In its scathing report on the Adani group, US-based short seller Hindenburg had raised questions on the size and capability of the “tiny firm’’ Shah Dhandharia.

The Adani group had defended the appointment saying all the auditors engaged by them have been duly certified and qualified by the relevant statutory bodies.

While a regulatory filing from AEL did not contain any disclosure about the resignation of its statutory auditors, the flagship announced that its board on the recommendation of the nomination and remuneration committee has approved the re-appointment of Gautam Adani as the executive chairman with effect from December 1 for five years.

Adani’s present term expires on November 30, 2023.

The group flagship reported a consolidated net profit of Rs 772.48 crore in the fourth quarter on revenue from operations at Rs 31,346.05 crore.

Net profit stood at Rs 304.32 crore a year ago against a revenue of Rs 24,865.52 crore.

Though net profit rose on a year-on-year basis, it dropped sequentially.

The company reported an exceptional item of Rs 369 crore, including expenses of Rs 71.67 crore incurred in its follow-on public offering (FPO) which closed on January 31, 2023. The FPO was withdrawn by the conglomerate despite being fully subscribed.

The company said one of the subsidiaries of the group, Mundra Solar PV Ltd, upgraded its manufacturing facility with “TOPCon’’ technology in the fourth quarter.

Mundra Solar is now in the process of discarding its existing plant and machinery pending which the identified assets have been classified as ‘’non-current assets classified as held for sale’’ at a fair value of Rs 100 crore.

It said Mundra Solar has a recognized loss of Rs 309.41 crore after adjusting unamortised government grant.
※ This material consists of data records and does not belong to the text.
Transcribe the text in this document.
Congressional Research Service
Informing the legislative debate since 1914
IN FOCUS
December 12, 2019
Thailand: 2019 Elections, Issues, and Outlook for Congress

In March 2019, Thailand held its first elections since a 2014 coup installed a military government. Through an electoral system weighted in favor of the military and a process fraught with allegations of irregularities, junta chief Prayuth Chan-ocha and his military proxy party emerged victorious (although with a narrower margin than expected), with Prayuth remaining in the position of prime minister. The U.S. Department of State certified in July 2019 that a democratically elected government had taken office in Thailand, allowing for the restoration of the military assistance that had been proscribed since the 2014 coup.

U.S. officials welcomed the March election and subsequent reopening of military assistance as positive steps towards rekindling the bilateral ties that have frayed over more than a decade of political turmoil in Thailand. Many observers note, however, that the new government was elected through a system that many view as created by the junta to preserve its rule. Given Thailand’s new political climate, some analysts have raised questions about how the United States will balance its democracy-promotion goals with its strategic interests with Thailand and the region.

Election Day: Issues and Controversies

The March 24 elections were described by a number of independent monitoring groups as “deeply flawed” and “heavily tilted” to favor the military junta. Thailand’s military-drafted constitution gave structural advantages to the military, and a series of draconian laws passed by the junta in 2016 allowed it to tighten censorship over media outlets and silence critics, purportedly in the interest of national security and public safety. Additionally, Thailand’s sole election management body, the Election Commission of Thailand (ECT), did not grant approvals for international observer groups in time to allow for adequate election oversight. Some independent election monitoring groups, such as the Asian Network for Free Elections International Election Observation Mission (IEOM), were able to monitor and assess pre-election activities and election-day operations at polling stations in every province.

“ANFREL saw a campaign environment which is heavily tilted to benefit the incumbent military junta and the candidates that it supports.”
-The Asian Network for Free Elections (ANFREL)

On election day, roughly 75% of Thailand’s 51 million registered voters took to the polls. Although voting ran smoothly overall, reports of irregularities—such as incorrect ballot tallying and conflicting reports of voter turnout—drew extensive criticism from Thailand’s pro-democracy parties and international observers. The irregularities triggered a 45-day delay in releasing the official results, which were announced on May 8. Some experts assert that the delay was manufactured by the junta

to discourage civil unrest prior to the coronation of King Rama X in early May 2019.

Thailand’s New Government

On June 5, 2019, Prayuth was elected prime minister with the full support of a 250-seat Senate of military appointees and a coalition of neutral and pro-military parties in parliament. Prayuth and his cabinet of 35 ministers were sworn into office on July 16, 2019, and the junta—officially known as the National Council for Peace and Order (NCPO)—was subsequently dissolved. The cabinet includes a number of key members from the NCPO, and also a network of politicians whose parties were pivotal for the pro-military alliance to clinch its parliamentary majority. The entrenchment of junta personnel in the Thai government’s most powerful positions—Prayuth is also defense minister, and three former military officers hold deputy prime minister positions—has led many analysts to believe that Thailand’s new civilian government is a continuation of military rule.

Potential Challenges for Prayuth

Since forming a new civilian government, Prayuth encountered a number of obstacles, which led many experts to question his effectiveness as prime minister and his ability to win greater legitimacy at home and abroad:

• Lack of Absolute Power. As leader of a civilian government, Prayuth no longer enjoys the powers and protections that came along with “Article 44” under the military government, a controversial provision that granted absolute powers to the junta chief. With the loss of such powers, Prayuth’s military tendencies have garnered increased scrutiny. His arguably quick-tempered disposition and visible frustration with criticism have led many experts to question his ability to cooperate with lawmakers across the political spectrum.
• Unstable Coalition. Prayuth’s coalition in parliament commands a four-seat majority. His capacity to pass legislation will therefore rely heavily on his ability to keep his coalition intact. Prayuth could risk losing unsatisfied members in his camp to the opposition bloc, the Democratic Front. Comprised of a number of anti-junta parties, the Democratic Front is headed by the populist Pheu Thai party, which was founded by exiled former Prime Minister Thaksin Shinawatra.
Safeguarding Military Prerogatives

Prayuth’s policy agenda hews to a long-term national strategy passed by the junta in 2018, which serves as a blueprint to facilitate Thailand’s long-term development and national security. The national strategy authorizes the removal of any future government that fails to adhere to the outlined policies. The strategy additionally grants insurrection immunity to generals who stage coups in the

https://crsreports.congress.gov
Myanmar port sold at a loss

Bangalore: Adani Ports and Special Economic Zone Ltd said on Thursday that it has completed the sale of its port in sanction-hit Myanmar for $30 million, significantly lower than its investment in the project.

The Adani group company announced the sale in May 2022 after a military coup in Myanmar and an ensuing crackdown on mass protests drew international ire and US sanctions. The deal was, however, delayed due to challenges in meeting certain conditions including completion of the project.

Filings from May 2021 showed that the company invested $127 million in the project, including a $90 million upfront payment to lease land.

Inputs from key minority shareholders were a key driver in the company’s decision to exit the project.